Emma is Head of Finance at Tessian. Previously, Emma previously held a number of roles at Boomf. Tessian is building the world’s first Human Layer Security platform to automatically secure all human-digital interactions within the enterprise.


At Tessian, managing company spend is a company-wide effort. Emma talked to us about spending cuts, constant re-forecasting, and the importance of transparency and communication – within the team and with their customers.


Making obvious spending cuts

As a software company, Tessian often relies on their sales representatives flying over to the US and other parts of the world to help their business grow. But as COVID-19 hit, their previously healthy travel and accommodation budget was the first obvious expense to go.

Besides T&E, they’ve also had to make tough decisions regarding their staff training. Since all the planning they’d done for this required the training to be in-person and in an office environment, they’ve had to cancel it – at least for Q2.

Being more cautious with spend

When the pandemic crisis began, Tessian spent a lot of time delving into scenario planning. But months later, they still don’t know how the market is going to react to these uncertain times.

So, Emma’s team continues to find value in scenarios, keeping up constant processes of re-forecasting.

Ultimately, they’re being more cautious about spend, and a lot more diligent with their forecasting. The budgets and forecasting they had in place before have been fast-tracked.

Now, they’re more concerned with tracking how accurate they are in their predictions on a monthly basis.

Talking to keep staff motivated

Within the finance team and the rest of the company, there’s been a core focus on communication. To retain motivation among staff, they’re ensuring everything is overly communicated.

With everyone working from home, a lot of the daily catch-ups that they’d normally have when going about the office on a normal day is no longer happening.

But for Tessian, casual conversations that allow their team to connect are a big part of the culture, so they’ve kept social budgets, weekly catch-ups and morning kick-offs – where they spend half the time chatting about themselves and making sure they keep those healthy human interactions.

Ensuring transparency

From the start of the pandemic, Tessian made it very clear to their team that they were going to re-forecast to make sure they were aligned with the market impact of COVID-19.

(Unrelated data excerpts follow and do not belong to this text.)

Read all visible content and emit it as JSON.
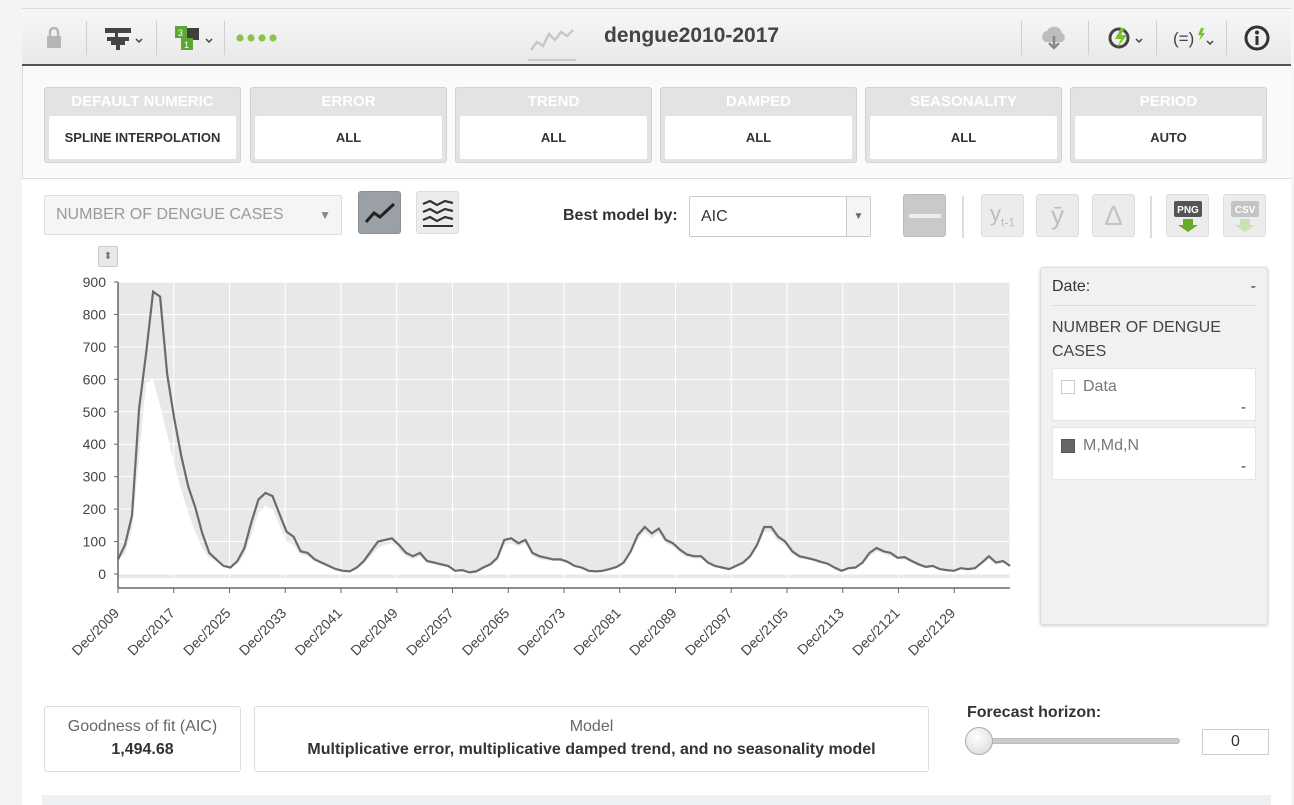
{
  "toolbar": {
    "title": "dengue2010-2017",
    "icons": [
      "lock-icon",
      "tree-icon",
      "dataset-icon",
      "progress-dots-icon",
      "series-icon",
      "download-icon",
      "refresh-icon",
      "formula-icon",
      "info-icon"
    ]
  },
  "cards": [
    {
      "header": "DEFAULT NUMERIC",
      "value": "SPLINE INTERPOLATION"
    },
    {
      "header": "ERROR",
      "value": "ALL"
    },
    {
      "header": "TREND",
      "value": "ALL"
    },
    {
      "header": "DAMPED",
      "value": "ALL"
    },
    {
      "header": "SEASONALITY",
      "value": "ALL"
    },
    {
      "header": "PERIOD",
      "value": "AUTO"
    }
  ],
  "field_select": {
    "value": "NUMBER OF DENGUE CASES"
  },
  "best_model": {
    "label": "Best model by:",
    "value": "AIC"
  },
  "tools": {
    "lag_label": "y",
    "lag_sub": "t-1",
    "mean_label": "ȳ",
    "delta_label": "Δ",
    "png_label": "PNG",
    "csv_label": "CSV"
  },
  "legend": {
    "date_label": "Date:",
    "date_value": "-",
    "field_name": "NUMBER OF DENGUE CASES",
    "entries": [
      {
        "name": "Data",
        "value": "-"
      },
      {
        "name": "M,Md,N",
        "value": "-"
      }
    ]
  },
  "fit": {
    "label": "Goodness of fit (AIC)",
    "value": "1,494.68"
  },
  "model": {
    "label": "Model",
    "value": "Multiplicative error, multiplicative damped trend, and no seasonality model"
  },
  "forecast": {
    "label": "Forecast horizon:",
    "value": "0"
  },
  "colors": {
    "accent": "#7c7c7c",
    "card_header": "#e3e3e3",
    "green": "#7cc12a"
  },
  "chart_data": {
    "type": "line",
    "xlabel": "",
    "ylabel": "",
    "ylim": [
      0,
      900
    ],
    "yticks": [
      0,
      100,
      200,
      300,
      400,
      500,
      600,
      700,
      800,
      900
    ],
    "xticks": [
      "Dec/2009",
      "Dec/2017",
      "Dec/2025",
      "Dec/2033",
      "Dec/2041",
      "Dec/2049",
      "Dec/2057",
      "Dec/2065",
      "Dec/2073",
      "Dec/2081",
      "Dec/2089",
      "Dec/2097",
      "Dec/2105",
      "Dec/2113",
      "Dec/2121",
      "Dec/2129"
    ],
    "x_start": 0,
    "x_end": 127,
    "grid": true,
    "series": [
      {
        "name": "M,Md,N",
        "values": [
          45,
          90,
          180,
          510,
          680,
          870,
          855,
          615,
          480,
          365,
          270,
          205,
          125,
          65,
          45,
          25,
          20,
          40,
          80,
          160,
          230,
          250,
          240,
          185,
          130,
          115,
          70,
          65,
          45,
          35,
          25,
          15,
          10,
          8,
          20,
          40,
          70,
          100,
          105,
          110,
          90,
          65,
          55,
          65,
          40,
          35,
          30,
          25,
          10,
          12,
          5,
          8,
          20,
          30,
          50,
          105,
          110,
          95,
          105,
          65,
          55,
          50,
          45,
          45,
          38,
          25,
          20,
          10,
          8,
          10,
          15,
          22,
          35,
          70,
          120,
          145,
          125,
          140,
          105,
          95,
          75,
          60,
          55,
          55,
          35,
          25,
          20,
          15,
          25,
          35,
          55,
          90,
          145,
          145,
          115,
          100,
          70,
          55,
          50,
          45,
          38,
          32,
          20,
          10,
          18,
          20,
          35,
          65,
          80,
          70,
          65,
          50,
          52,
          40,
          30,
          22,
          25,
          15,
          12,
          10,
          18,
          15,
          18,
          35,
          55,
          35,
          40,
          25
        ]
      },
      {
        "name": "Data",
        "values": [
          45,
          60,
          140,
          360,
          590,
          600,
          520,
          430,
          340,
          260,
          190,
          130,
          80,
          50,
          40,
          25,
          20,
          30,
          60,
          120,
          190,
          210,
          200,
          150,
          100,
          90,
          60,
          55,
          40,
          30,
          20,
          12,
          8,
          6,
          15,
          30,
          55,
          80,
          90,
          95,
          75,
          55,
          45,
          55,
          35,
          30,
          25,
          20,
          8,
          10,
          4,
          6,
          15,
          25,
          40,
          90,
          95,
          85,
          95,
          55,
          45,
          42,
          40,
          40,
          32,
          22,
          18,
          8,
          6,
          8,
          12,
          18,
          30,
          60,
          105,
          130,
          110,
          125,
          95,
          85,
          65,
          52,
          48,
          48,
          30,
          22,
          18,
          12,
          20,
          30,
          48,
          80,
          130,
          130,
          100,
          88,
          62,
          48,
          45,
          40,
          32,
          28,
          18,
          8,
          15,
          18,
          30,
          55,
          70,
          62,
          55,
          45,
          45,
          35,
          25,
          18,
          20,
          12,
          10,
          8,
          15,
          12,
          15,
          30,
          45,
          30,
          35,
          22
        ]
      }
    ]
  }
}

That meant, of course, changing what they’d had originally planned for the year – which was going to be a growth year for Tessian.

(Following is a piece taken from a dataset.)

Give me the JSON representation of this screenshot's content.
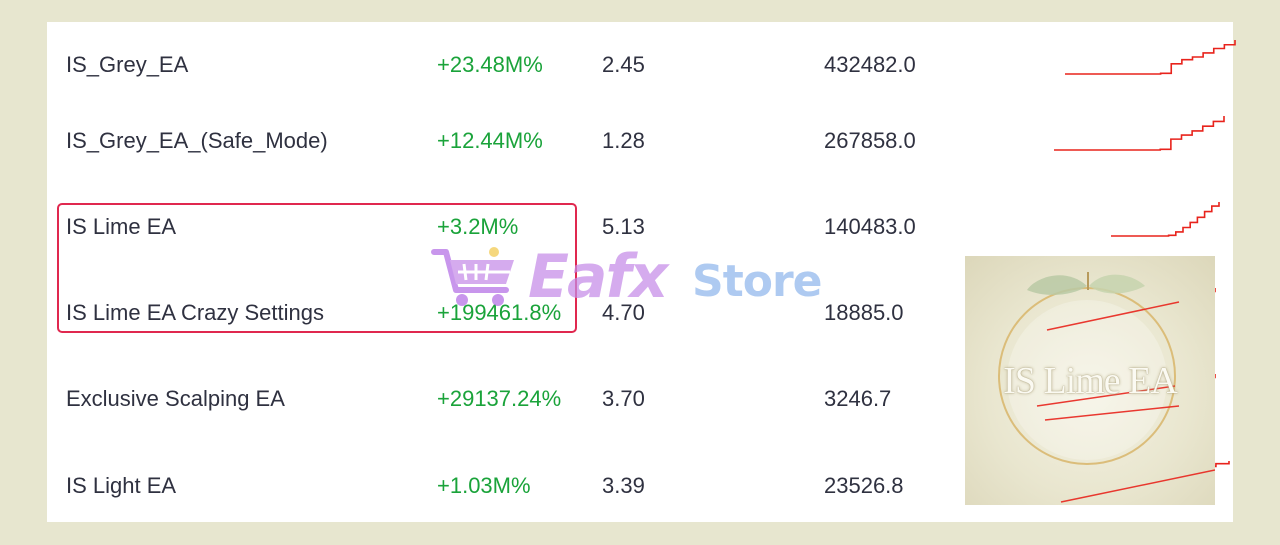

Now, they have a fortnightly company-wide all-hands, where they have transparent conversations about where they are as a company, and how they’re faring sales-wise as well as burn-rate.

Transparency is important to Tessian, but it’s also very important for them that their employees realise what the plan is so that everyone pulls in the same direction. They believe they can still improve how much they share with the team, such as possibly allowing company-wide access to key metrics.

Keeping customers happy

While in previous years, the company’s been lucky to see low churn, this year they anticipate more people leaving their platform – as companies cut down expenses they can’t afford to keep during a crisis.

To fight churn, they’re keeping a closer eye on customer relations, talking to their base to understand how COVID-19 has impacted them and how that affects Tessian’s churn rate.

On the side of cash preservation, they’ve also started heavily tracking accounts receivables to ensure payments are coming through in a timely manner. If they’re not, then they can find out if that’s because of current circumstances and whether they’ll have problems receiving cash down the line.

All the while, of course, trying to keep customers happy – and their own company on its feet.